Does the government believe in the Constitution? – Judge Andrew P. Napolitano
Why the FBI’s Spying on Americans is Unconstitutional
The Fourth Amendment Protects All People
Last week, the FBI revealed that their agents had spied on 120,000 Americans without search warrants in 2022. This number should be zero, as the Constitution protects the right to be left alone. Unfortunately, the FBI and the National Security Agency continue to violate this core freedom.
The reason for the FBI’s revelation is the pending expiration of Section 702 of the Foreign Intelligence Surveillance Act. This section is unconstitutional as it contradicts the Fourth Amendment, which protects the right to be secure in one’s person, house, papers, and effects. The amendment requires a search warrant issued by a neutral judge based on probable cause of crime.
Section 702 permits the feds to conduct warrantless surveillance on foreign persons who are either physically or digitally present in the United States and all with whom they communicate. This means that the FBI can monitor all communications without a search warrant, including future calls, texts, and emails.

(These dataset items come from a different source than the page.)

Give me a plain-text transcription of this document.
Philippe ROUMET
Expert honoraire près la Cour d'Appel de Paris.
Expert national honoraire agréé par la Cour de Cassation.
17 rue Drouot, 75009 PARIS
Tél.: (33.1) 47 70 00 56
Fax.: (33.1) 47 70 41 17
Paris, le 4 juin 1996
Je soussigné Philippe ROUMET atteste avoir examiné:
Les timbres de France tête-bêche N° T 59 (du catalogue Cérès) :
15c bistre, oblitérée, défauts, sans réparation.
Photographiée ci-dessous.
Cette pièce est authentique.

The Fourth Amendment was created to prevent a repeat of what British agents did to the American colonists before the Revolutionary War. Secret British courts in London issued general warrants to British agents in America, which authorized the bearer to search wherever he wished and seize whatever he found. The British used these warrants to search colonial homes ostensibly looking for tax stamps in compliance with the Stamp Act, but they were really attempting to predict who among the colonists entertained revolutionary ideas that might lead to a revolt against the king.
The existence and enforcement of the Stamp Act proved so unpopular that Parliament rescinded it after just one year. But the former bond between colonials and their king had been irreparably breached, and a sea change in colonial thinking pervaded the land. The core of that sea change was not taxation without representation; it was “freedom.”
When the Constitution was ratified six years later, it had no amendments and made no mention of personal liberty. Five of the ratifying states had insisted upon the promise of the addition of a Bill of Rights as a pre-condition to ratification. The first task of the new Congress was to comply with that promise and craft a Bill of Rights, lest these five states secede from the new union. What became the Fourth Amendment protected the quintessentially American right to be left alone.
There is no exception in the amendment for foreign people, bad people, dangerous people, violent people, people the government hates or fears. By the plain meaning of its English words, the amendment protects ALL people. There is no limitation in the amendment to government personnel engaged in law enforcement. The amendment restrains ALL government. The very purpose of the amendment is to present an obstacle to all government because the amendment protects the natural human right to personal privacy.
After 50 years of studying, teaching, writing about, judging, interpreting, and just plain explaining the Constitution, it is clear that those in government don’t believe its words or accept its values. They have crafted mechanisms of all sorts to evade and avoid it, like Section 702. If the provisions of the Constitution are not upheld when they pinch as well as when they comfort, they may as well be abandoned.